Chen Chris Gong, Falko Ueckerdt, Robert Pietzcker, Adrian Odenweller, Wolf-Peter Schill, Martin Kittel, Gunnar Luderer
(arXiv ; 2209.02340)
Integrated assessment models (IAMs) are the central tool for the quantitative analysis of climate change mitigation strategies. However, due to their global, cross-sectoral and centennial scope, IAMs cannot explicitly represent the temporal and spatial detail required to properly analyze the key role of variable renewable electricity (VRE) for decarbonizing the power sector and enabling emission reductions through end-use electrification. In contrast, power sector models (PSMs) can incorporate high spatio-temporal resolutions, but tend to have narrower sectoral and geographic scopes and shorter time horizons. To overcome these limitations, here we present a novel methodology: an iterative and fully automated soft-coupling framework that combines the strengths of a long-term IAM and a detailed PSM. The key innovation is that the framework uses the market values of various forms of power generation as well as the capture prices of various forms of demand flexibilities in the PSM as price signals that change the capacity and power mix of the IAM. Hence, both models make endogenous investment decisions, leading to a joint solution without the need to prescribe quantities from the PSM to the IAM. We apply the method to Germany in a proof-of-concept study using the IAM REMIND and the PSM DIETER, and confirm the theoretically predicted result of almost-full convergence both in terms of decision variables and (shadow) prices.
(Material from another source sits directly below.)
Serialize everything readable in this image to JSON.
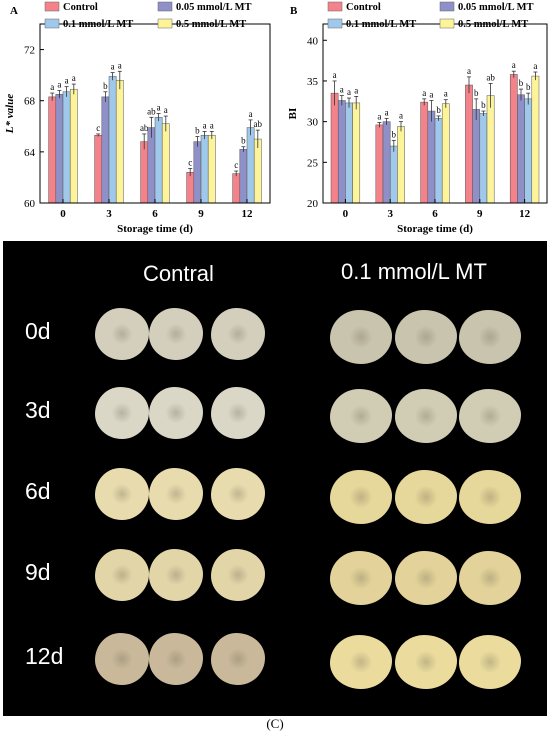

At the end of the iterative process, the absolute model difference between the generation shares of any generator type for any year is <5% for a simple configuration (no storage, no flexible demand) under a “proof-of-concept” baseline scenarios, and 6-7% for a more realistic and detailed configuration (with storage and flexible demand). For the simple configuration, we mathematically show that this coupling scheme corresponds uniquely to an iterative mapping of the Lagrangians of two power sector optimization problems of different time resolutions, which can lead to a comprehensive model convergence of both decision variables and (shadow) prices. The remaining differences in the two models can be explained by a slight mismatch between the standing capacities in the real-world and optimal modeling solutions purely based on cost competition. Since our approach is based on fundamental economic principles, it is applicable also to other IAM-PSM pairs.